C’est aussi l’opinion du RAMA dans ses notes sur le Choulh’an ‘Arouh’, au nom du Sefer Ha-Minhaguim, qui atteste que l’on doit se lever durant toute la répétition de la prière.

Cependant, le Gaon Rabbi Ya’akov H’AGUIZZ écrit dans son livre Chou’t Halah’ot Kétanott que selon la Guémara, nous pouvons plutôt prouver qu’il est permis de s’assoir pendant la répétition, mais en réalité il semble plus juste de se lever lors de la répétition. Il termine en disant : « Quoi qu’il en soit, j’ai vu que dans la synagogue Achkénaze de Vérone (Italie), toute l’assemblée reste assise pendant la répétition de l’officiant, mais dans la synagogue Séfarade, tout le monde se lève lors de la répétition, et c’est ainsi qu’il semble plus juste d’agir. »

Tel est également l’avis de notre maître le H’YDA ainsi que d’autres de nos maîtres les Ah’aronim (décisionnaires récents et contemporains).

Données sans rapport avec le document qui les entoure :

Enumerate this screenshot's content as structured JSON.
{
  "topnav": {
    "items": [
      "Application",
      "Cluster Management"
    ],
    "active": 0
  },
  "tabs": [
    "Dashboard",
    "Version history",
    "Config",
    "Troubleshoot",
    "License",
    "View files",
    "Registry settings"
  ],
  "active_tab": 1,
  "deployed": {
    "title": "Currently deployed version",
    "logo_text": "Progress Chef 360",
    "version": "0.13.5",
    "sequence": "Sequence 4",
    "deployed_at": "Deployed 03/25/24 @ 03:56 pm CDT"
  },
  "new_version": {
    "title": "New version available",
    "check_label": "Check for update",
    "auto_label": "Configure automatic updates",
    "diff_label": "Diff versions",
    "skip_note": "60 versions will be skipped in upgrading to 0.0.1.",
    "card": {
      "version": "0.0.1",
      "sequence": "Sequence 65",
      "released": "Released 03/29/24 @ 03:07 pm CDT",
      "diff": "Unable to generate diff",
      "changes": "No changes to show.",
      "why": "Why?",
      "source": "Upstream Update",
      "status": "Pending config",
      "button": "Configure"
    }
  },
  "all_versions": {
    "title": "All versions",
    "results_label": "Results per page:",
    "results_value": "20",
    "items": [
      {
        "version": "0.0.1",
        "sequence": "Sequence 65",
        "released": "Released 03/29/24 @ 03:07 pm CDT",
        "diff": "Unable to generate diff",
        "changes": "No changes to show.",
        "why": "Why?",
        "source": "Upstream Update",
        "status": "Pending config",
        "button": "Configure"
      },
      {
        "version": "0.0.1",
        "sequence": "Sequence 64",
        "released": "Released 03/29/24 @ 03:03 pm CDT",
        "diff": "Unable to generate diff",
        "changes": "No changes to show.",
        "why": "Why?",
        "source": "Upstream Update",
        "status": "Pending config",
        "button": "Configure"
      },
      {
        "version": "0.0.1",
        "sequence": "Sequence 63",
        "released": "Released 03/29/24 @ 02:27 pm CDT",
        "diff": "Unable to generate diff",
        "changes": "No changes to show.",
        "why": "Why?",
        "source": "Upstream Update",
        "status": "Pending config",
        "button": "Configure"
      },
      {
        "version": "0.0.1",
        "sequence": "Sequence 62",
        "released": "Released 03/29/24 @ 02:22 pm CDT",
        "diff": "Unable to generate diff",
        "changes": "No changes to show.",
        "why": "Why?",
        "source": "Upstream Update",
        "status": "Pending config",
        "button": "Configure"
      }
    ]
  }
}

En parallèle, l’auteur du Torat H’aïm rapporte que dans son pays, la plupart des gens restent assis pendant la répétition de la prière. C’est aussi ce qu’écrit le Gaon Rabbi Avraham Ha-Cohen de Salonique, qu’il est permis selon le strict Din de s’assoir pendant la répétition de l’officiant, puisque toute l’assemblée s’est déjà acquittée de l’obligation de la prière en priant à voix basse. C’est également l’opinion du Gaon de MINSK, auteur du OR Gadol, qui cite des preuves à ses propos.

C’est ainsi que tranche le Gaon Rabbi Ovadia HADAYA dans son livre Chou’t Yaskil ‘Avdi où il interprète les propos du RAMA seulement dans un esprit de tradition, et non selon le strict Din. De ce fait, s’il est nécessaire de s’assoir pendant la répétition, il est permis de le faire. Les propos du RAMBAM qui écrit que « tout le monde se lève et écoute » ne signifient pas se lever véritablement, mais seulement « se tenir en silence », puisqu’il est interdit de parler pendant la répétition de la prière. Il cite diverses preuves à cela.

Nous pouvons même déduire que le RAMA lui-même admet que ceci n’est qu’une tradition et non un Din puisqu’il cite cet usage au nom du Sefer Ha-Minhaguim et non à partir du RAMBAM, ce qui signifie qu’il ne faut pas interpréter le RAMBAM dans le sens « se lever » véritablement.

Par conséquent, il est permis de s’assoir pendant la répétition de la prière, mais la personne qui s’impose de rester debout durant toute la répétition, mérite la bénédiction. C’est d’ailleurs l’usage de nombreux endroits où il y a des gens de Torah qui restent debout durant toute la répétition de la prière. Ceci n’est pas une obligation selon le Din, mais seulement une rigueur. Si pour obtenir de l’ordre, il est nécessaire que chacun s’assoie durant la répétition de la ‘Amida - car le fait de rester assis en silence empêche d’aller et venir et discuter pendant la répétition – il faut instaurer de s’assoir pendant la répétition, car le bavardage est quant à lui une véritable interdiction.